The reason you suppress rather than delete immediately is that quiet is not the same as gone. Some people read every email in preview without clicking and would notice if you vanished. Suppression lets you keep the record while protecting your reputation. Deletion is for the addresses verification confirms are dead.

What clean actually buys you, in numbers Gmail enforces

This is not hygiene for its own sake. There is a hard line, and it is enforced. Under the Gmail and Yahoo sender requirements, any sender pushing 5,000 or more messages a day to consumer inboxes has to keep their spam complaint rate below 0.3%. Google's own guidance says aim for under 0.1%, because 0.3% is where enforcement starts, not where you are safe. Mailgun's breakdown puts it plainly: send 10,000 emails, collect 30 complaints, and you have hit the ceiling.

A rotting list is a complaint machine. People who forgot they subscribed hit the spam button instead of unsubscribing, and each one of those counts against you with the inbox providers. The decayed portion of your list is exactly the group most likely to mark you as spam, because they no longer remember why they are hearing from you. So decay does not just waste sends. It actively manufactures the complaints that get you filtered.

And if your authentication is shaky on top of a dirty list, you compound the problem. Worth getting the foundation right first: we walked through why SPF, DKIM, and DMARC can all be set up correctly and you can still get rejected. Authentication plus list hygiene are the two halves of staying in the inbox. One without the other does not hold.

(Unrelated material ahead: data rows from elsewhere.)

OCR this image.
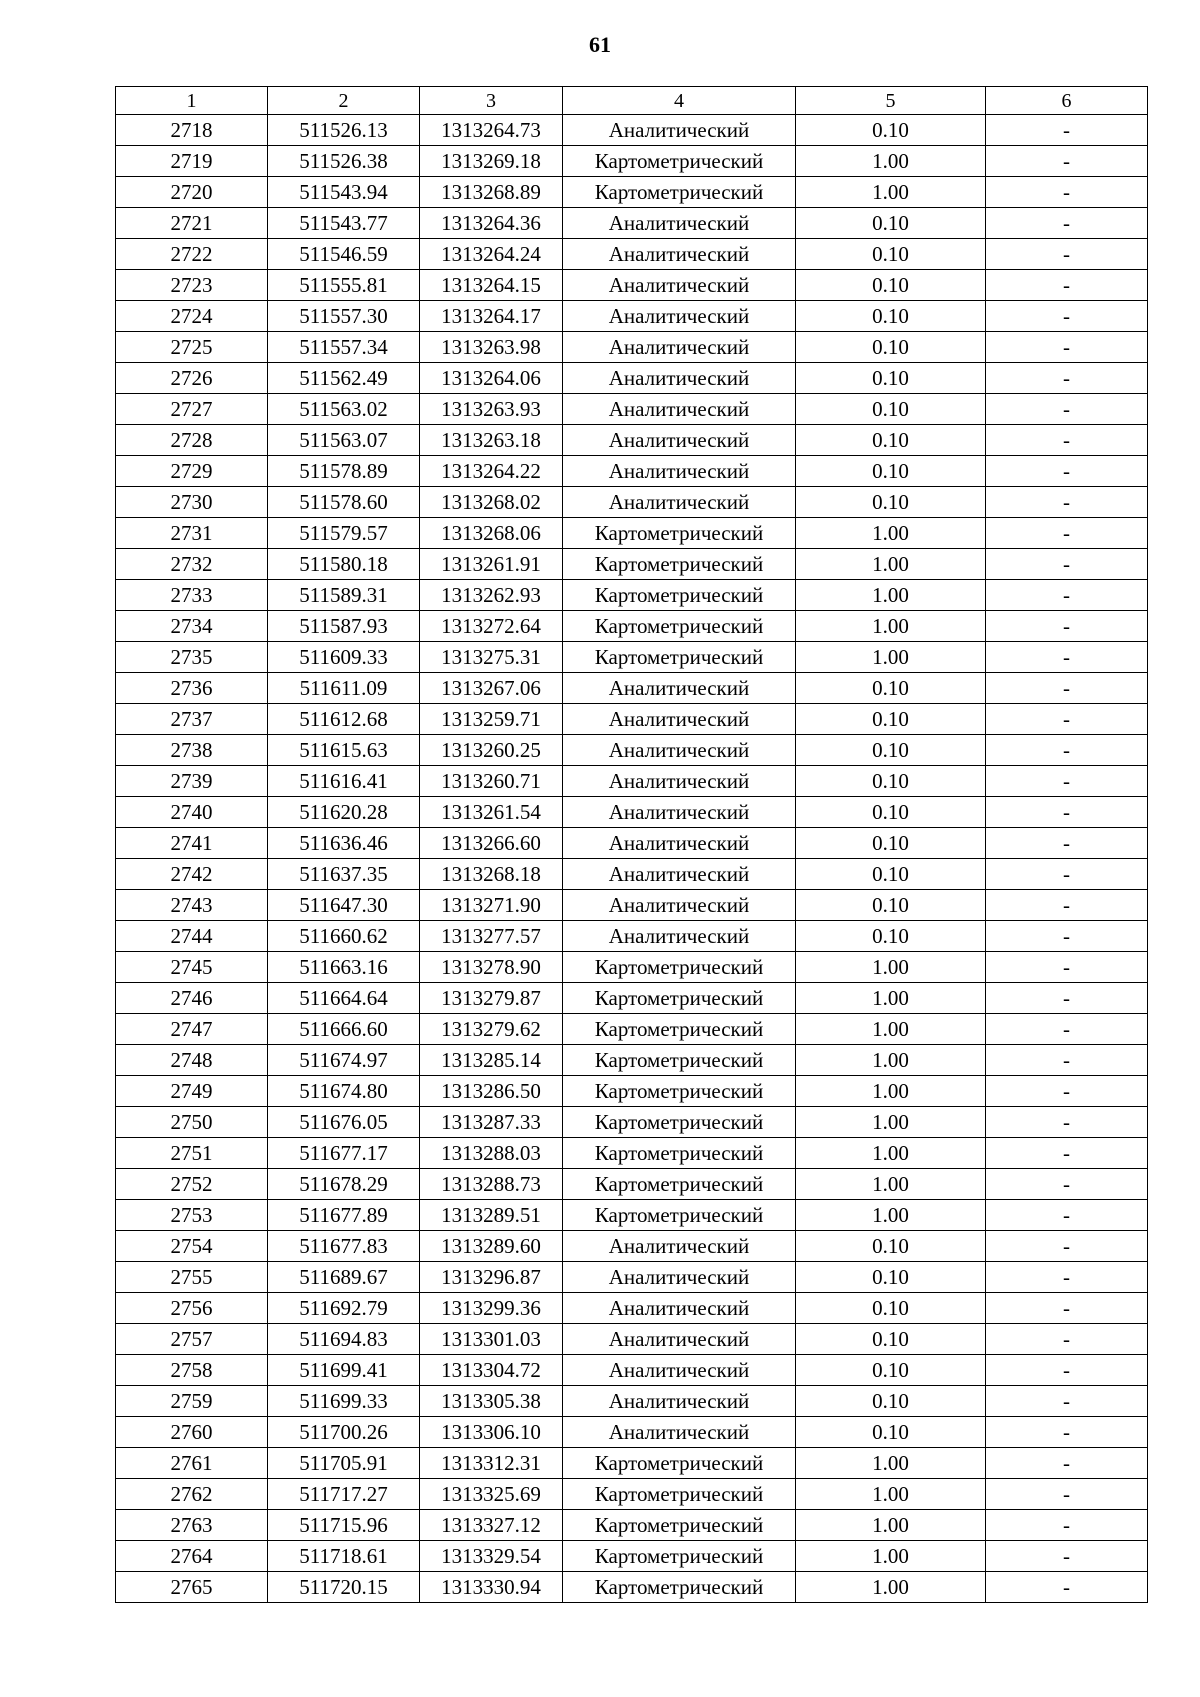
61
1	2	3	4	5	6
2718	511526.13	1313264.73	Аналитический	0.10	-
2719	511526.38	1313269.18	Картометрический	1.00	-
2720	511543.94	1313268.89	Картометрический	1.00	-
2721	511543.77	1313264.36	Аналитический	0.10	-
2722	511546.59	1313264.24	Аналитический	0.10	-
2723	511555.81	1313264.15	Аналитический	0.10	-
2724	511557.30	1313264.17	Аналитический	0.10	-
2725	511557.34	1313263.98	Аналитический	0.10	-
2726	511562.49	1313264.06	Аналитический	0.10	-
2727	511563.02	1313263.93	Аналитический	0.10	-
2728	511563.07	1313263.18	Аналитический	0.10	-
2729	511578.89	1313264.22	Аналитический	0.10	-
2730	511578.60	1313268.02	Аналитический	0.10	-
2731	511579.57	1313268.06	Картометрический	1.00	-
2732	511580.18	1313261.91	Картометрический	1.00	-
2733	511589.31	1313262.93	Картометрический	1.00	-
2734	511587.93	1313272.64	Картометрический	1.00	-
2735	511609.33	1313275.31	Картометрический	1.00	-
2736	511611.09	1313267.06	Аналитический	0.10	-
2737	511612.68	1313259.71	Аналитический	0.10	-
2738	511615.63	1313260.25	Аналитический	0.10	-
2739	511616.41	1313260.71	Аналитический	0.10	-
2740	511620.28	1313261.54	Аналитический	0.10	-
2741	511636.46	1313266.60	Аналитический	0.10	-
2742	511637.35	1313268.18	Аналитический	0.10	-
2743	511647.30	1313271.90	Аналитический	0.10	-
2744	511660.62	1313277.57	Аналитический	0.10	-
2745	511663.16	1313278.90	Картометрический	1.00	-
2746	511664.64	1313279.87	Картометрический	1.00	-
2747	511666.60	1313279.62	Картометрический	1.00	-
2748	511674.97	1313285.14	Картометрический	1.00	-
2749	511674.80	1313286.50	Картометрический	1.00	-
2750	511676.05	1313287.33	Картометрический	1.00	-
2751	511677.17	1313288.03	Картометрический	1.00	-
2752	511678.29	1313288.73	Картометрический	1.00	-
2753	511677.89	1313289.51	Картометрический	1.00	-
2754	511677.83	1313289.60	Аналитический	0.10	-
2755	511689.67	1313296.87	Аналитический	0.10	-
2756	511692.79	1313299.36	Аналитический	0.10	-
2757	511694.83	1313301.03	Аналитический	0.10	-
2758	511699.41	1313304.72	Аналитический	0.10	-
2759	511699.33	1313305.38	Аналитический	0.10	-
2760	511700.26	1313306.10	Аналитический	0.10	-
2761	511705.91	1313312.31	Картометрический	1.00	-
2762	511717.27	1313325.69	Картометрический	1.00	-
2763	511715.96	1313327.12	Картометрический	1.00	-
2764	511718.61	1313329.54	Картометрический	1.00	-
2765	511720.15	1313330.94	Картометрический	1.00	-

The mental model I keep coming back to is a swimming pool. Decay is evaporation. It happens constantly, quietly, whether or not you are paying attention, and if you only ever top the pool up without checking the water, you eventually find yourself swimming in something you would not drink. Acquisition is the hose. Hygiene is the filter. Most teams run the hose at full blast and never turn the filter on.

FAQ

How often should I clean my email list?

Run a real verification pass quarterly, and let an automated sunset policy handle the day-to-day in between. Quarterly catches the accumulated dead addresses that did not bounce, while the sunset rule stops unengaged contacts from piling up in the first place. Cleaning once a year is too slow when a quarter of the list turns over annually.

Does removing subscribers hurt my reach?

It does the opposite, and this is the counterintuitive part most teams resist. A smaller engaged list lands in the inbox more reliably than a big list full of dead weight, because inbox providers read engagement as the signal of whether you are worth delivering. Sending to 10,000 people who open beats sending to 50,000 where 35,000 ignore you. The second list looks better on a slide and performs worse in reality.

What counts as inactive in 2026?

No clicks, not no opens. Because Apple Mail Privacy Protection fires open events without a human involved, opens overstate engagement by roughly half for many lists. Define inactivity by the absence of clicks over your sunset window, treat opens as a weak supporting signal, and your "active" segment will finally reflect people who actually read you.

If you do one thing this week, calculate your soft-decay number: everyone with no clicks in 90 days, divided by your total list. If it clears 25%, you are not running an email program, you are funding a graveyard. Build the sunset rule before you send the next campaign, not after the next deliverability scare.